We are very lucky to have Michael Szell visiting the week of April 3rd. Micheal is a research fellow at the Hungarian Academy of Sciences, Centre for Social Sciences and visiting at Northeastern University, Center for Complex Network Research. He’s previously worked at the MIT Media Lab’s Senseable City Lab.
Michael’s research focuses on a quantitative understanding of collective behavior. How the the underlying patterns of our interlinked actions and decisions can be modeled in computational social science, and his past research involves mining and modeling large-scale data sets of human activity following a complex networks/systems approach.
His exciting work has been featured in PNAS, Nature Physics, Science, and many other fine journals. During his visit, Michael will give a talk at DTU Compute.

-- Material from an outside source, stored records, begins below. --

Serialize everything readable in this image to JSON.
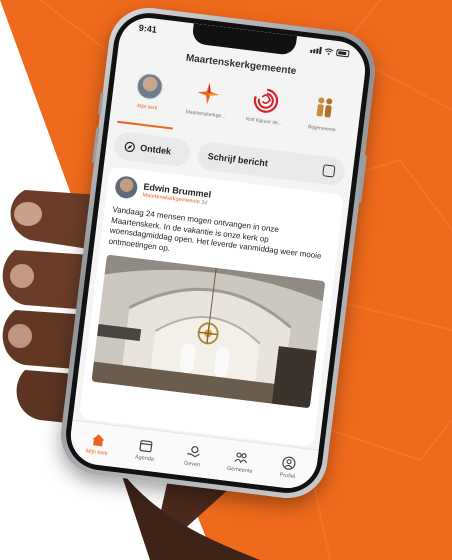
{
  "colors": {
    "accent": "#e8671c",
    "background": "#ef6a1c"
  },
  "status_bar": {
    "time": "9:41"
  },
  "app": {
    "title": "Maartenskerkgemeente"
  },
  "tabs": [
    {
      "label": "Mijn kerk",
      "icon": "profile-avatar",
      "active": true
    },
    {
      "label": "Maartenskerkge...",
      "icon": "star-burst-icon",
      "active": false
    },
    {
      "label": "Rolf Kijkuur de...",
      "icon": "swirl-logo-icon",
      "active": false
    },
    {
      "label": "Bijgemeente",
      "icon": "people-icon",
      "active": false
    }
  ],
  "actions": {
    "discover_label": "Ontdek",
    "write_label": "Schrijf bericht"
  },
  "post": {
    "author": "Edwin Brummel",
    "organization": "Maartenskerkgemeente",
    "time": "3d",
    "text": "Vandaag 24 mensen mogen ontvangen in onze Maartenskerk. In de vakantie is onze kerk op woensdagmiddag open. Het leverde vanmiddag weer mooie ontmoetingen op."
  },
  "bottom_nav": [
    {
      "label": "Mijn kerk",
      "icon": "home-icon",
      "active": true
    },
    {
      "label": "Agenda",
      "icon": "calendar-icon",
      "active": false
    },
    {
      "label": "Geven",
      "icon": "give-icon",
      "active": false
    },
    {
      "label": "Gemeente",
      "icon": "community-icon",
      "active": false
    },
    {
      "label": "Profiel",
      "icon": "profile-icon",
      "active": false
    }
  ]
}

- Date. Tuesday April 4th, 2017
- Time: 14:00
- Location. Technical University of Denmark, Building 321, 1st floor lab space.
Title: Using network science and data visualization to assess the potential of urban sharing economies
Abstract: We introduce the notion of shareability network, which allows us to model the collective benefits of sharing rides as a function of passenger inconvenience, and to efficiently compute optimal sharing strategies on massive datasets. We first apply this framework to a dataset of millions of taxi trips taken in New York City, showing that with increasing but still relatively low passenger discomfort, cumulative trip length can be cut by 40% or more. This benefit comes with reductions in service cost, emissions, and with split fares, hinting toward a wide passenger acceptance of such a shared service. Simulation of a realistic online system demonstrates the feasibility of a shareable taxi service in New York City. Shareability as a function of trip density saturates fast, suggesting effectiveness of the taxi sharing system also in cities with much sparser taxi fleets or when willingness to share is low. Indeed, applying the same framework to a diverse set of world cities, using data on millions of taxi trips beyond New York City, in San Francisco, Singapore, and Vienna, we compute the shareability curves for each city, and find that a natural rescaling collapses them onto a single, universal curve. We explain this scaling law theoretically with a simple model that predicts the potential for ride sharing in any city, using a few basic urban quantities and no adjustable parameters. Accurate extrapolations of this type will help planners, transportation companies, and society at large to shape a sustainable path for urban growth. Finally, we present “What the Street!?”, an online platform for the interactive exploration of city-wide mobility spaces, published in April 2017. The aim of What the Street!? is to facilitate the intuitive exploration of (wasted) mobility space in cities, exploring why and to which extent space is distributed unevenly between different modes of transportation. We demonstrate how this data visualization of re-ordered city spaces can effectively inform relevant stakeholders and the public about large-scale reductions of parking spaces in future scenarios of wide-spread car-sharing.